I'm hoping you guys could help me before I have to take this thing to the dealer. Heres the problem,

2004 Altima recently started stalling and MIL light came on. Codes were 0725 and 0335.

Took car to dealer to have all recalls done. This fixed the stalling but did not fix the errors. 

The 0335 is a crank sensor fault and I believe the 0725 is a speed fault. 

I have replaced the crank sensor twice, thinking I might have bought a bad one the first time. 

The problem is Intermittent, I can usually tell when I get the 0335 when the car takes longer to start than normal. I'm talking maybe 10 seconds of cranking instead of 3. My wife says that sometimes it will shift funny and the codes will appear.

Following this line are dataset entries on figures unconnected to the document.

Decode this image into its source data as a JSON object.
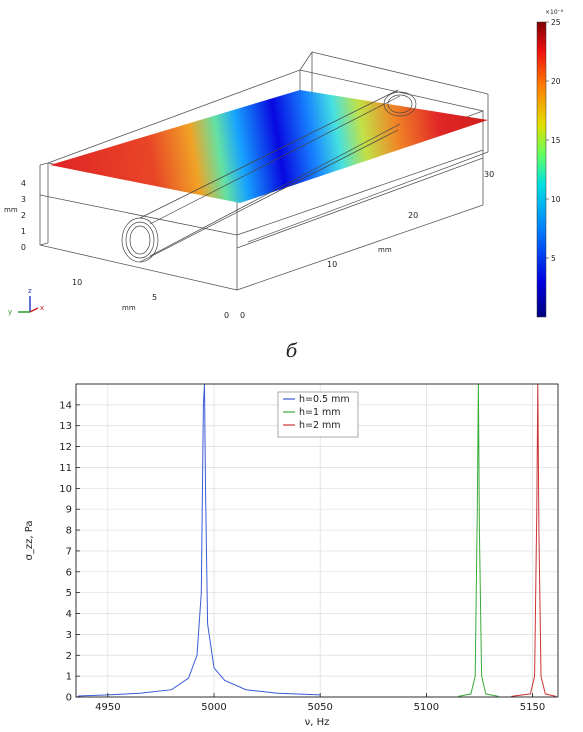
{
  "surface_plot": {
    "colorbar": {
      "exponent_label": "×10⁻⁶",
      "ticks": [
        {
          "value": 25,
          "label": "25"
        },
        {
          "value": 20,
          "label": "20"
        },
        {
          "value": 15,
          "label": "15"
        },
        {
          "value": 10,
          "label": "10"
        },
        {
          "value": 5,
          "label": "5"
        }
      ],
      "min": 0,
      "max": 25
    },
    "axes": {
      "z_ticks": [
        "4",
        "3",
        "2",
        "1",
        "0"
      ],
      "z_label": "mm",
      "x_ticks": [
        "10",
        "5",
        "0"
      ],
      "x_label": "mm",
      "y_ticks": [
        "0",
        "10",
        "20",
        "30"
      ],
      "y_label": "mm"
    },
    "triad": {
      "z": "z",
      "y": "y",
      "x": "x"
    }
  },
  "panel_label": "б",
  "chart_data": {
    "type": "line",
    "xlabel": "ν, Hz",
    "ylabel": "σ_zz, Pa",
    "xlim": [
      4935,
      5162
    ],
    "ylim": [
      0,
      15
    ],
    "x_ticks": [
      4950,
      5000,
      5050,
      5100,
      5150
    ],
    "y_ticks": [
      0,
      1,
      2,
      3,
      4,
      5,
      6,
      7,
      8,
      9,
      10,
      11,
      12,
      13,
      14
    ],
    "grid": true,
    "legend": "top-center",
    "series": [
      {
        "name": "h=0.5 mm",
        "color": "#3b5bd6",
        "x": [
          4936,
          4950,
          4965,
          4980,
          4988,
          4992,
          4994,
          4995,
          4995.5,
          4996,
          4997,
          5000,
          5005,
          5015,
          5030,
          5050
        ],
        "y": [
          0.05,
          0.1,
          0.18,
          0.35,
          0.9,
          2.0,
          5.0,
          14.0,
          15.0,
          10.0,
          3.5,
          1.4,
          0.8,
          0.35,
          0.18,
          0.1
        ]
      },
      {
        "name": "h=1 mm",
        "color": "#3aaa3a",
        "x": [
          5115,
          5121,
          5123,
          5124,
          5124.5,
          5125,
          5126,
          5128,
          5134
        ],
        "y": [
          0.03,
          0.15,
          1.0,
          9.0,
          15.0,
          8.0,
          1.0,
          0.15,
          0.03
        ]
      },
      {
        "name": "h=2 mm",
        "color": "#cc3333",
        "x": [
          5140,
          5149,
          5151,
          5152,
          5152.5,
          5153,
          5154,
          5156,
          5161
        ],
        "y": [
          0.03,
          0.15,
          1.0,
          9.0,
          15.0,
          8.0,
          1.0,
          0.15,
          0.03
        ]
      }
    ]
  }
}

I'm at a loss, Has anyone experienced the same thing? I really don't want to take this thing to the dealer and pay big bucks for something I could repair.

Thanks 
Chris


----------



## fullback (Apr 8, 2008)

I do not have an answer to your problem yet , just curiuos how and where did you see the codes you refering to ??


----------



## Medjai (Apr 22, 2008)

i am also curious as to where you saw the codes "coming up", what is this stalling like? add more info


----------



## metro273 (Sep 16, 2005)

Hey cdmarion, I hope you know there are 2 sensors on here that should get replaced as a pair...the crank sensor, near the trans at the bottom, and the cam sensor, in the cylinder head! Either one of these going bad will cause the problem you are having...long cranking!


----------



## alloynick (May 1, 2008)

*2001 Nissan Altima Knock Sensor*

I was wondering if anyone knew as to whether needing to change my Catalytic Converter would cause the p0325 code(knock sensor malfunction) to come on? I hate to spend 150 bucks on that small sensor and go through all that hastle of changing it if it doesn't need to be changed. Thanks


----------